Friday, July 30, 2010

Complaints and the Laboratory Quality System

Canadians are so darned polite.  We like to stand in lines and wait patiently.  The first word of greeting is not "hello!";  it is "Sorry!".  And we rarely complain (at least not out loud, and rarely if ever directly.  And we never sue.  So why am I writing a posting about complaints?

Part comes from some recent discussions with I-TECH about customer satisfaction, and part comes from a very interesting article on Medscape Today (http://www.medscape.com/viewarticle/725001) entitled "Malpractice Dangers in Patient Complaints: Best Ways to Deal With Complaints" by Lee J. Johnson Esq., a lawyer from NewYork.
Before continuing, I might as well state the obvious.  There are many ways in which Canadians and Americans are similar.  Our attitudes towards litigation is NOT one of them. 

The article is instructive in a number of ways.
Many people complain indirectly.  It is not uncommon for people to be unaware that others are not happy with the service they have been provided.  Sometimes the first time that you learn about the unhappiness is when it is too late. In Canada the result is angry patients, grumbling physicians, and frustrations that spill over from all sorts of indirect directions.  Sometimes it manifests as snide comments in semi-public situations, other times as a lack of support at hospital management meetings.  Rarely is it a good thing.  In the US, the risk of legal escalation is always present.

The article talks about doing a few things that can reduce some of the crisis from complaints, like developing a culture of patient safety; and training staff on how to address complaints, and setting up ways to uncover patient complaints, such as a suggestion box and patient-satisfaction surveys, and importantly, create a procedure for handling patient complaints.
This is all good stuff and is by-and-large consistent with ISO9001:2008 and ISO15189:2007.
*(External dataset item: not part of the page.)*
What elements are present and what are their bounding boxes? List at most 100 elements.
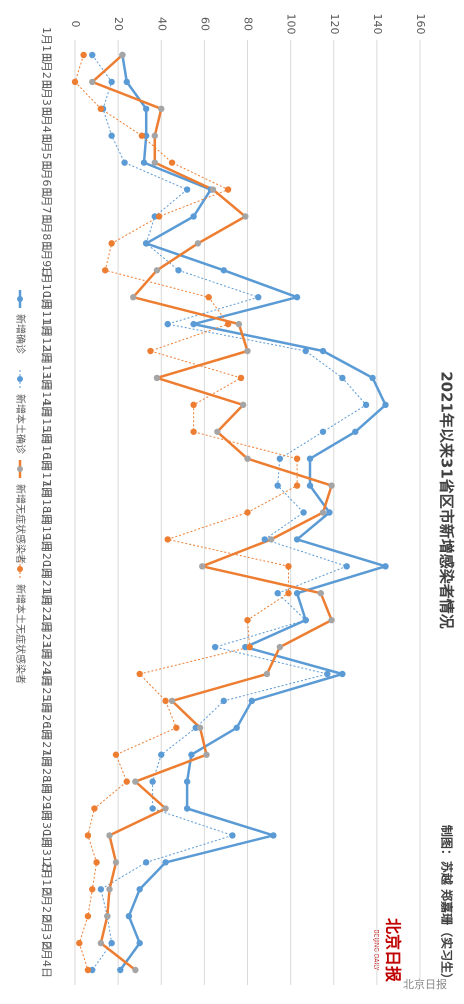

But where the article does not go far enough is that after you set up the suggestion box and the satisfaction survey, and the procedure, these have to be monitored and assessed and the results used as part of a continuous improvement.  Otherwise the problems continue to occur, and the liability risk is not controlled.
If complaints monitoring is not incorporated into the continual improvement process, in the same way as internal audits, and quality indicators, and KPIs, and reported incidents, then the process of continual improvement is incomplete, and the problems that lead to complaints never go away.

Seems intuitively obvious.
m

ps:in most provinces in Canada, this is the beginning of the August 1st long weekend.  Enjoy the break.